With a rich and impressive history that spans six decades, conceptual art is a movement that is still going strong to this day, but it is not without its critiques. Conceptual art, by nature, is intended to provoke and question the very notion of art itself. Conceptualists often get a bad rap (Shia LaBeouf anyone?) and artworks from this movement are often ridiculed.
If you’re one of many who find conceptual art hard to explain, don’t worry — you’re not alone. Trying to define the movement can be difficult, but conceptual artist Sol LeWitt put it best: “In conceptual art, the idea or concept is the most important aspect of the work…the idea becomes the machine that makes the art.” Not bound to any materials in particular, conceptualists generally use any mediums to express their ideas, from found objects and documentation, to text and video.
As it’s loosely defined, conceptual art often has gallery audiences exclaiming, “I could have made that!”. This is because a conceptual artist may simply display a chair and call it art, because it’s the idea behind this choice that is what is meant to be debated and consumed, not the chair itself.
A notorious art movement
It’s hard to speak of this genre without mentioning Marcel Duchamp, as his 1917 artwork “Fountain”, a urinal simply signed R. Mutt, paved the way for “ready-made” or “found object” art and set the foundations for conceptualism. As with many conceptual artworks, there has been a lot of dispute about whether “Fountain” should even be considered art.
“Fountain” became one of the most highly-disputed artworks of the 20th century, with even the Society of Independent Artists having rejected it. Duchamp’s urinal was, contrary to popular belief, not chosen at random; rather it was chosen for its ability to challenge thought around art itself. It was a mocking intended to nudge artists into thinking strategically about their own field.
Instead of paintings and sculptures, art became ordinary objects, placed on display in galleries. As philosopher and author Damon Young states, conceptual art presents us with an interesting concept: “A work of art that isn’t really a work of art; an everyday object that is not just an everyday object”. Conceptual art is a shift away from aesthetics and toward thought.
It is perhaps this loose definition of the movement that causes confusion among audiences. Some feel that this implies a lack of concern over the execution of the artwork itself, which results in a loss of craft. On the other hand, isn’t all art created because of an idea or concept? Even experts struggle to answer this.
Andrew Wilson, curator of Tate Britain’s exhibition Conceptual Art in Britain 1964–1979 stated of conceptualism, “It’s not a movement, it’s not a style, it’s a set of strategies”. This may be a pretty accurate description, but it’s one still met with dubious faces.
How to consume conceptual art
The best way to view conceptual art is by not comparing it to visual art. When judged based on this criteria, conceptual art has no way of faring well.
What unites many conceptual artists is their push against the art institution, whereby the market judges whether certain art is “good” and certain art is “bad”.

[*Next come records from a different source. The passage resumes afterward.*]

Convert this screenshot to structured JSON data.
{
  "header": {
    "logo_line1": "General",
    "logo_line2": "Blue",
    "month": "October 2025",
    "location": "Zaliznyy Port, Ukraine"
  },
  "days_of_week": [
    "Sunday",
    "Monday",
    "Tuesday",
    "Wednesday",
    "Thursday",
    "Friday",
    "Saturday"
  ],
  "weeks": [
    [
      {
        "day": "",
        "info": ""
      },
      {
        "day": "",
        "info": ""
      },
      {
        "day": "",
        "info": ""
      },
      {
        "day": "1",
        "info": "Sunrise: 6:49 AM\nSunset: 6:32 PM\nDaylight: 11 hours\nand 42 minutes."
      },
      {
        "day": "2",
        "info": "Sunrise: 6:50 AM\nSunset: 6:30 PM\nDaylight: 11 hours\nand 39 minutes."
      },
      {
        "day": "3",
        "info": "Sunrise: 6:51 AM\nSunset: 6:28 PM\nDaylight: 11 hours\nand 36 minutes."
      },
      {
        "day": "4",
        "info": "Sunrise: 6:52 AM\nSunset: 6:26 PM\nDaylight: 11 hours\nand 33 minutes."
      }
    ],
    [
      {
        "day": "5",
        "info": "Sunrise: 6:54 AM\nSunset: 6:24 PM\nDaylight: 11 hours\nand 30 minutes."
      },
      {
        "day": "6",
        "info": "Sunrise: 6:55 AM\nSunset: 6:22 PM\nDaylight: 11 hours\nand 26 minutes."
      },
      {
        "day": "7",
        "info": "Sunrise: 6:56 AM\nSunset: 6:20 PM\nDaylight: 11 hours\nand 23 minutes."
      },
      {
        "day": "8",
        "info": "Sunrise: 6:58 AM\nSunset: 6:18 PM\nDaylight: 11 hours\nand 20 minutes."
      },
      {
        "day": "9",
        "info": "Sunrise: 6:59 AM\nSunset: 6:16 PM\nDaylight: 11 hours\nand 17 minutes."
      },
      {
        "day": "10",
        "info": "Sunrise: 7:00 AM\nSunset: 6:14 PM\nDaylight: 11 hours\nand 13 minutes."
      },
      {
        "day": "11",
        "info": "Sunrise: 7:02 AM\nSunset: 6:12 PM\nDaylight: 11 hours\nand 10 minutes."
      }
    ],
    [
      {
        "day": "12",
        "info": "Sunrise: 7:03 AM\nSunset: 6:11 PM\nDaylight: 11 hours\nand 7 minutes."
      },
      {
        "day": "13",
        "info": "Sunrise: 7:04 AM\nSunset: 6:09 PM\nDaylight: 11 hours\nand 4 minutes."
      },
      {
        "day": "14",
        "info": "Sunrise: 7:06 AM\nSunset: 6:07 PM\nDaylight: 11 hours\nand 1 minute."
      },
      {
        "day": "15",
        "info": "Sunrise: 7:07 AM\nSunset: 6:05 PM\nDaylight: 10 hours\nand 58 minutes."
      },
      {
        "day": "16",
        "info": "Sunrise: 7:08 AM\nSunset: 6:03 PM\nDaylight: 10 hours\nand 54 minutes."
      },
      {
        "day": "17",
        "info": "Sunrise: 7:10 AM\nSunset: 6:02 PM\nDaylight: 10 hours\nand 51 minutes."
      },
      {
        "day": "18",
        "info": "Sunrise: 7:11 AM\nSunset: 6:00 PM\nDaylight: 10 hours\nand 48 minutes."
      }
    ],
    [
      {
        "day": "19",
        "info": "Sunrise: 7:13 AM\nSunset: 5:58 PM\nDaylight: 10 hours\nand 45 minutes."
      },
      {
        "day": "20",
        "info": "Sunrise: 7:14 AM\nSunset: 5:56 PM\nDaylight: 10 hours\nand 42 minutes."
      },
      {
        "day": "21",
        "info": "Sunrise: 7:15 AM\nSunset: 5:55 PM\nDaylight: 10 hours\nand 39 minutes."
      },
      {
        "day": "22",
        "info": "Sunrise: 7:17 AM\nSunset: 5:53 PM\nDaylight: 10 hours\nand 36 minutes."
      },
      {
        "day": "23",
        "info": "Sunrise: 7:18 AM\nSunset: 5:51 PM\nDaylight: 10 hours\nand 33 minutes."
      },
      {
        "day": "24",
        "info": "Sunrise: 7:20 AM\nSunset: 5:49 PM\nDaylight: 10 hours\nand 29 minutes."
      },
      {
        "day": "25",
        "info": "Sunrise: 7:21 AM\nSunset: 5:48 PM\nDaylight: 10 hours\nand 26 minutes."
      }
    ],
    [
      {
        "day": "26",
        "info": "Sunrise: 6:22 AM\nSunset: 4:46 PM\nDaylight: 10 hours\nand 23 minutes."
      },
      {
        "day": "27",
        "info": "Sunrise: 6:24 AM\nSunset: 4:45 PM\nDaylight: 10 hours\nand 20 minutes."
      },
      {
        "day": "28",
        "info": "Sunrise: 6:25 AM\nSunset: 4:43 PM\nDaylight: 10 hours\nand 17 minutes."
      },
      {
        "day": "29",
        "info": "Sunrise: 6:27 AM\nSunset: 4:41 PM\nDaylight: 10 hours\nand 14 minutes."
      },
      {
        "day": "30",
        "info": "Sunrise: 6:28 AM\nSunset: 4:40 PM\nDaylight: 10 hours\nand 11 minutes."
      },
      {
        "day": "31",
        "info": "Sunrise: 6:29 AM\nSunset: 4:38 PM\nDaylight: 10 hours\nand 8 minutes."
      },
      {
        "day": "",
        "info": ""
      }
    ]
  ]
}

Artists across Europe and America banded together on a mission to expand the meaning of art. Artists found conceptualism as a way to express their frustration not only with art, but with political oppression as well. Conceptual art flourishes in part because it doesn’t have a definitive style — it is simply a form of expression.
Text, too, is a common component of conceptual artworks, with artists often incorporating language into their objects. Artists such as Joseph Kosuth and John Baldessari would use language to further signify an idea behind their artwork. Baldessari, in particular, used humour in text to first make the audience laugh, and then make them think. A clever tactic, Baldessari’s work was often very clear and he used text and photographs to convey his message, which the audience resonates with well.
Pushing the traditional boundaries
Conceptual art’s legacy is to abandon traditional approaches and to change society’s view around what we actually consider as “art”. Challenging the status quo has always been at the forefront of many conceptual artists.
Often politically charged, conceptual artworks scrutinise and take inspiration from events happening in the real world, depicting work with themes ranging from feminism, to governments and elections.
For all of its critiques, conceptual art truly captures audiences, whether they love it or hate it. It encompasses and tackles current issues of time, identity, and ownership. Without the groundwork laid by conceptual artists in the 1960s and 1970s, one has to wonder if the art world would truly be as diverse and expansive as it is today.